As the Colorado Independent, The Colorado Springs Gazette, the Rocky, The Denver Post and other news outlets have reported, shortly before Christmas, Gov. Bill Ritter’s office announced an even bigger hit, a likely 10 percent cut in the budget to address the shortfall, which the governor’s spokesman, Evan Dreyer, put at “close to $800 million.”
An economic stimulus package, still in the formative stages, from President-elect Barack Obama’s incoming administration will bring some relief. Gov. Ritter has asked for $1.4 billion in transportation projects in Colorado, which will create, by some reports, an estimated 39,000 jobs.
But, as The Denver Post has noted, “no one expects the federal government to make Colorado’s deficit go away.” Senate President Peter Groff, D-Denver, along with other legislative leaders, have been warning of Colorado’s bleak economic landscape for weeks now — though many, Republican and Democrats alike, have tried to send assurances that they are up for the task ahead.
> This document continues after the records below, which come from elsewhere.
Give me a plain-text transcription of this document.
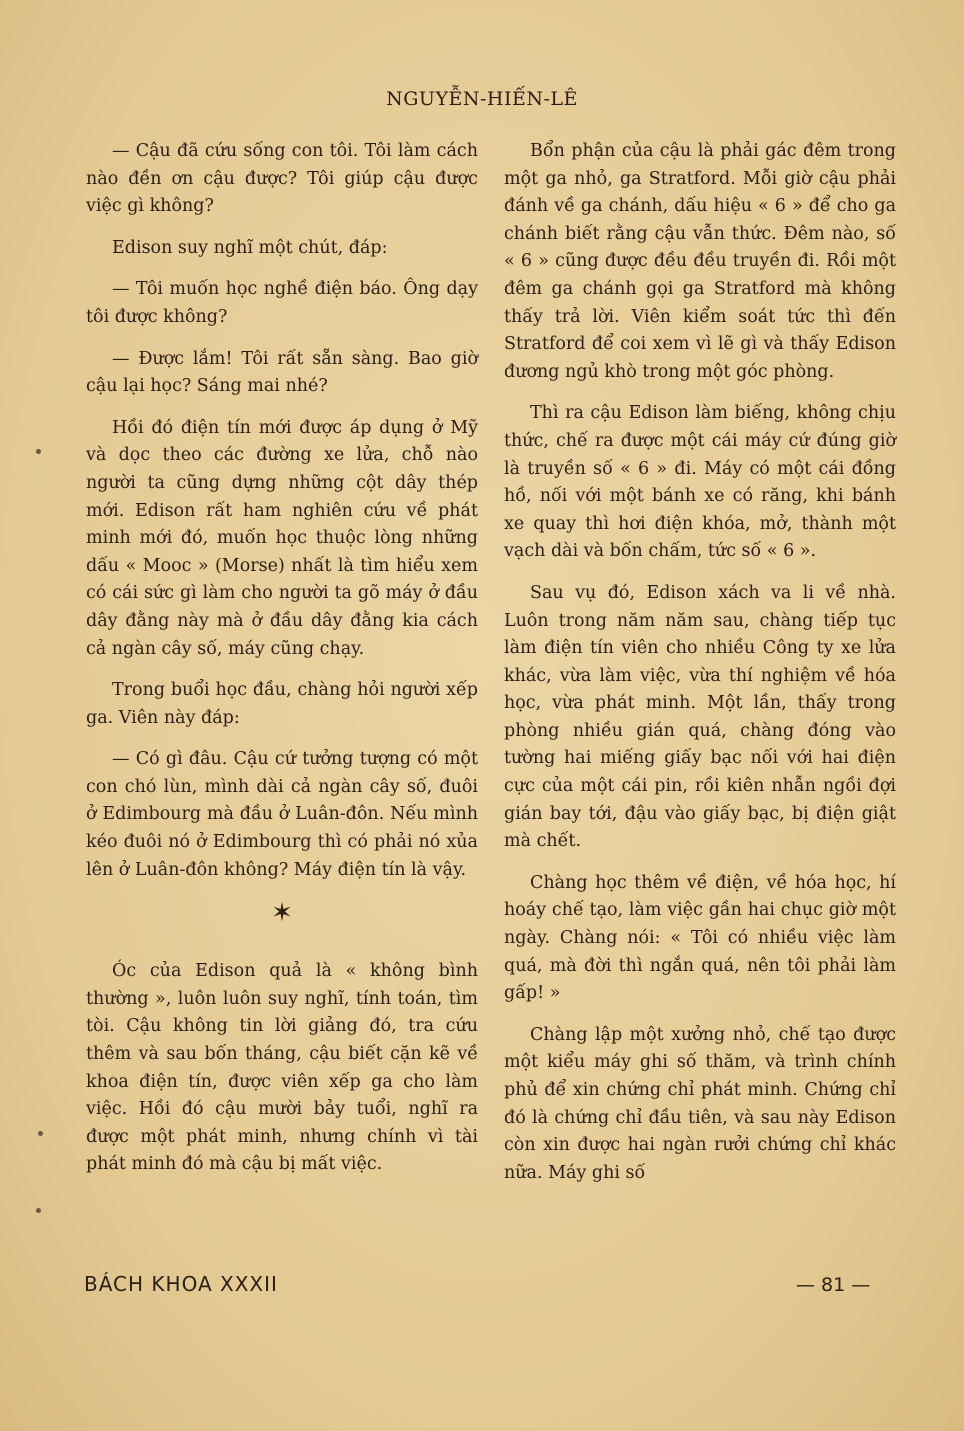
NGUYỄN-HIẾN-LÊ

— Cậu đã cứu sống con tôi. Tôi làm cách nào đền ơn cậu được? Tôi giúp cậu được việc gì không?

Edison suy nghĩ một chút, đáp:

— Tôi muốn học nghề điện báo. Ông dạy tôi được không?

— Được lắm! Tôi rất sẵn sàng. Bao giờ cậu lại học? Sáng mai nhé?

Hồi đó điện tín mới được áp dụng ở Mỹ và dọc theo các đường xe lửa, chỗ nào người ta cũng dựng những cột dây thép mới. Edison rất ham nghiên cứu về phát minh mới đó, muốn học thuộc lòng những dấu « Mooc » (Morse) nhất là tìm hiểu xem có cái sức gì làm cho người ta gõ máy ở đầu dây đằng này mà ở đầu dây đằng kia cách cả ngàn cây số, máy cũng chạy.

Trong buổi học đầu, chàng hỏi người xếp ga. Viên này đáp:

— Có gì đâu. Cậu cứ tưởng tượng có một con chó lùn, mình dài cả ngàn cây số, đuôi ở Edimbourg mà đầu ở Luân-đôn. Nếu mình kéo đuôi nó ở Edimbourg thì có phải nó xủa lên ở Luân-đôn không? Máy điện tín là vậy.

✶

Óc của Edison quả là « không bình thường », luôn luôn suy nghĩ, tính toán, tìm tòi. Cậu không tin lời giảng đó, tra cứu thêm và sau bốn tháng, cậu biết cặn kẽ về khoa điện tín, được viên xếp ga cho làm việc. Hồi đó cậu mười bảy tuổi, nghĩ ra được một phát minh, nhưng chính vì tài phát minh đó mà cậu bị mất việc.

Bổn phận của cậu là phải gác đêm trong một ga nhỏ, ga Stratford. Mỗi giờ cậu phải đánh về ga chánh, dấu hiệu « 6 » để cho ga chánh biết rằng cậu vẫn thức. Đêm nào, số « 6 » cũng được đều đều truyền đi. Rồi một đêm ga chánh gọi ga Stratford mà không thấy trả lời. Viên kiểm soát tức thì đến Stratford để coi xem vì lẽ gì và thấy Edison đương ngủ khò trong một góc phòng.

Thì ra cậu Edison làm biếng, không chịu thức, chế ra được một cái máy cứ đúng giờ là truyền số « 6 » đi. Máy có một cái đồng hồ, nối với một bánh xe có răng, khi bánh xe quay thì hơi điện khóa, mở, thành một vạch dài và bốn chấm, tức số « 6 ».

Sau vụ đó, Edison xách va li về nhà. Luôn trong năm năm sau, chàng tiếp tục làm điện tín viên cho nhiều Công ty xe lửa khác, vừa làm việc, vừa thí nghiệm về hóa học, vừa phát minh. Một lần, thấy trong phòng nhiều gián quá, chàng đóng vào tường hai miếng giấy bạc nối với hai điện cực của một cái pin, rồi kiên nhẫn ngồi đợi gián bay tới, đậu vào giấy bạc, bị điện giật mà chết.

Chàng học thêm về điện, về hóa học, hí hoáy chế tạo, làm việc gần hai chục giờ một ngày. Chàng nói: « Tôi có nhiều việc làm quá, mà đời thì ngắn quá, nên tôi phải làm gấp! »

Chàng lập một xưởng nhỏ, chế tạo được một kiểu máy ghi số thăm, và trình chính phủ để xin chứng chỉ phát minh. Chứng chỉ đó là chứng chỉ đầu tiên, và sau này Edison còn xin được hai ngàn rưởi chứng chỉ khác nữa. Máy ghi số

BÁCH KHOA XXXII	— 81 —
At the top of the list: Creating jobs in an environment when unemployment rates are creeping higher every month. Figuring out ways to fund already overstressed roads and infrastructure. Trying to ensure that higher education doesn’t take a bigger hit. Moving forward with meaningful — or any — progress on addressing Colorado’s health care crisis. Other proposed legislation, especially those that cost money, are likely doomed even before they get out of committee.
And, at least so far, legislative leaders, including Groff and state Rep. Terrance Carroll, a Denver Democrat who is likely to become Colorado’s next Speaker of the House, have not yet specified where cuts may occur. The Denver Post has reported that Carroll, speaking at a recent editorial board meeting, said he “wasn’t inclined to go back to the ‘Dark Ages’ of higher education funding, referring to debilitating cuts the system suffered during the last economic downturn.”
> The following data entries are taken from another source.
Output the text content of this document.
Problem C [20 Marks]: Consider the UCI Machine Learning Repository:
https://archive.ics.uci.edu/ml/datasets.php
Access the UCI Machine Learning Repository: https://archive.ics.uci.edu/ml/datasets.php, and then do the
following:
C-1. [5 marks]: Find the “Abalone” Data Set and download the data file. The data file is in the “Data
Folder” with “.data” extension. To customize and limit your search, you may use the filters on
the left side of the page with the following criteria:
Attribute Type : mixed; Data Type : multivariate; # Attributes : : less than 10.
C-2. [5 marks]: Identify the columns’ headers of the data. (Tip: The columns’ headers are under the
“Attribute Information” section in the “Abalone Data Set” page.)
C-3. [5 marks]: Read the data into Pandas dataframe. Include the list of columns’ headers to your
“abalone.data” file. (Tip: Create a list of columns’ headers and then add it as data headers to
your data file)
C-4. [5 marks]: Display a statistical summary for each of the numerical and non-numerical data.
Yet Carroll also told the board that transportation and infrastructure needs must be a priority — an opinion that has been shared in various venues for the past year by the governor’s office, as well as leaders in the minority GOP.
On Sunday, the Post published opinion pieces submitted by both Groff and Josh Penry, a Republican from Grand Junction and the incoming Senate Minority Leader. Both minced no words about the state of the budget and the daunting task that the Legislature must tackle beginning this week.
“Jobs and highways,” Penry wrote. “Those will be the top two priorities facing Colorado’s General Assembly when it convenes on Wednesday. The public, hard-pressed by a deepening recession, expects action. So do the employers who create our jobs.”
Noted Groff: “When the General Assembly convenes on Wednesday, we will have an overriding focus that will guide us throughout the legislative session: to protect and produce jobs across Colorado.
“As economic activity slows, the revenue that state government uses to provide essential services — such as educating children, providing basic health care, plowing snowy roads, or policing our highways, among many others — is projected to drop precipitously at a time when many of those services are especially critical,” he wrote.
How they and other Colorado leaders plan to deliver, is a story in the making.